O grupo franco-holandês Air France-KLM anunciou prejuízo líquido de €252 milhões no primeiro trimestre de 2026, ligeiramente superior ao registrado no mesmo período do ano anterior (€249 milhões). O resultado operacional foi de -€27 milhões, com margem operacional de -0,4%, muito abaixo do prejuízo operacional de €351 milhões que a própria companhia havia indicado como referência.

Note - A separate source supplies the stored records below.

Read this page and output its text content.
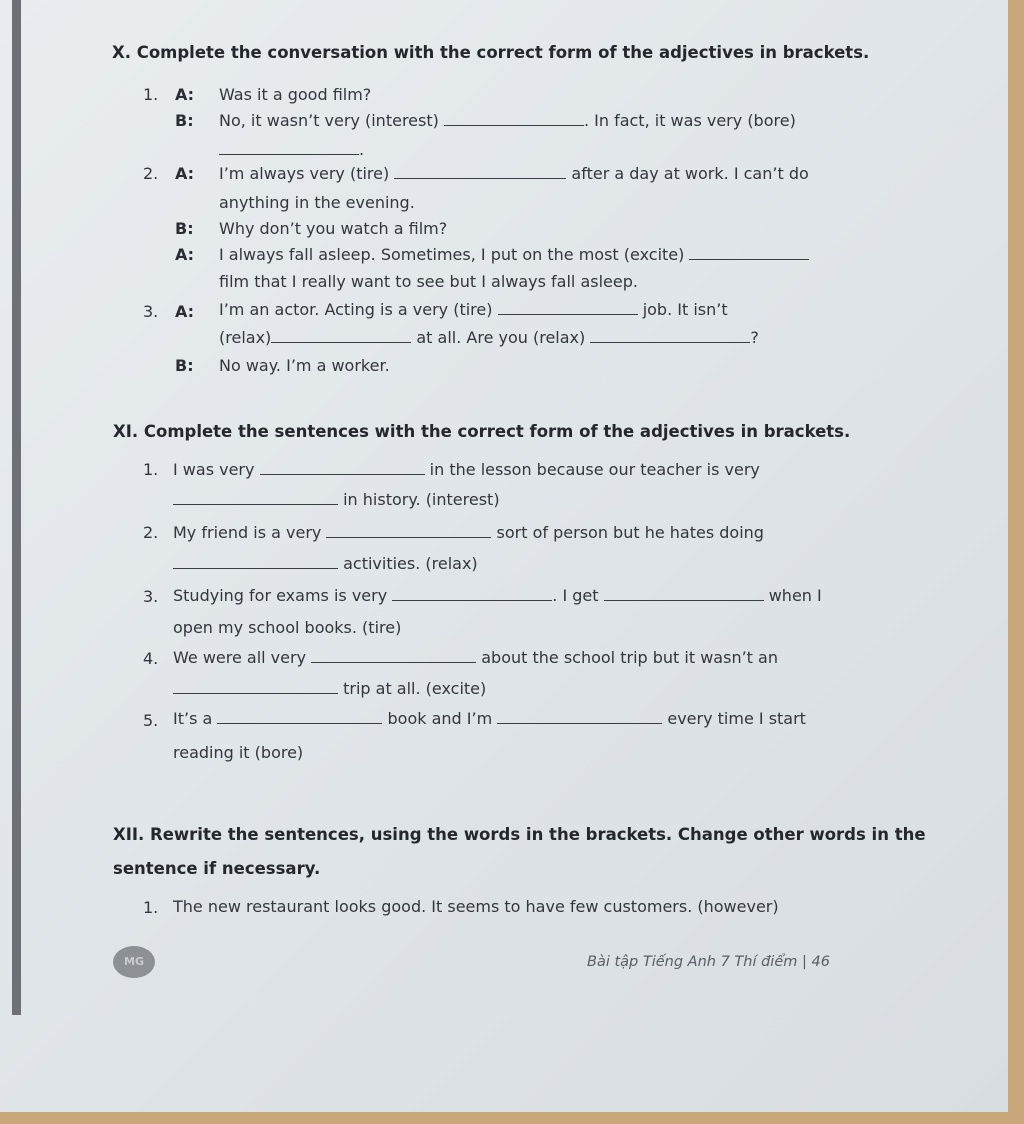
X. Complete the conversation with the correct form of the adjectives in brackets.
1. A: Was it a good film?
B: No, it wasn’t very (interest)	. In fact, it was very (bore)
.
2. A: I’m always very (tire)	after a day at work. I can’t do
anything in the evening.
B: Why don’t you watch a film?
A: I always fall asleep. Sometimes, I put on the most (excite)
film that I really want to see but I always fall asleep.
3. A: I’m an actor. Acting is a very (tire)	job. It isn’t
(relax)	at all. Are you (relax)	?
B: No way. I’m a worker.
XI. Complete the sentences with the correct form of the adjectives in brackets.
1. I was very	in the lesson because our teacher is very
in history. (interest)
2. My friend is a very	sort of person but he hates doing
activities. (relax)
3. Studying for exams is very	. I get	when I
open my school books. (tire)
4. We were all very	about the school trip but it wasn’t an
trip at all. (excite)
5. It’s a	book and I’m	every time I start
reading it (bore)
XII. Rewrite the sentences, using the words in the brackets. Change other words in the
sentence if necessary.
1. The new restaurant looks good. It seems to have few customers. (however)
MG	Bài tập Tiếng Anh 7 Thí điểm | 46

A receita consolidada alcançou €7,48 bilhões no trimestre, um avanço de 4,4% em relação a 2025 e em linha com as projeções de mercado. O número de passageiros subiu 2,3%, para 22,3 milhões; capacidade e tráfego cresceram 4% e 4,4%, respectivamente, e o fator de ocupação avançou a 86,3% (ante 86%). Apesar desses sinais operacionais positivos, o balanço segue pressionado.

A direção do grupo revisou para baixo sua previsão de crescimento de capacidade para 2026, agora entre 2% e 4% (contra 3%–5% antes), citando a guerra no Oriente Médio. A empresa também alertou que o preço do combustível, sensível ao cenário geopolítico, deverá impactar os resultados nos próximos trimestres, mantendo a volatilidade sobre custos e margens.

A combinação de receita em alta com perda líquida e revisão de guidance aponta para uma recuperação ainda frágil. Para investidores e gestores, o recuo na projeção de capacidade e a exposição ao preço do combustível reforçam a necessidade de disciplina de custos e flexibilidade operacional num contexto externo instável.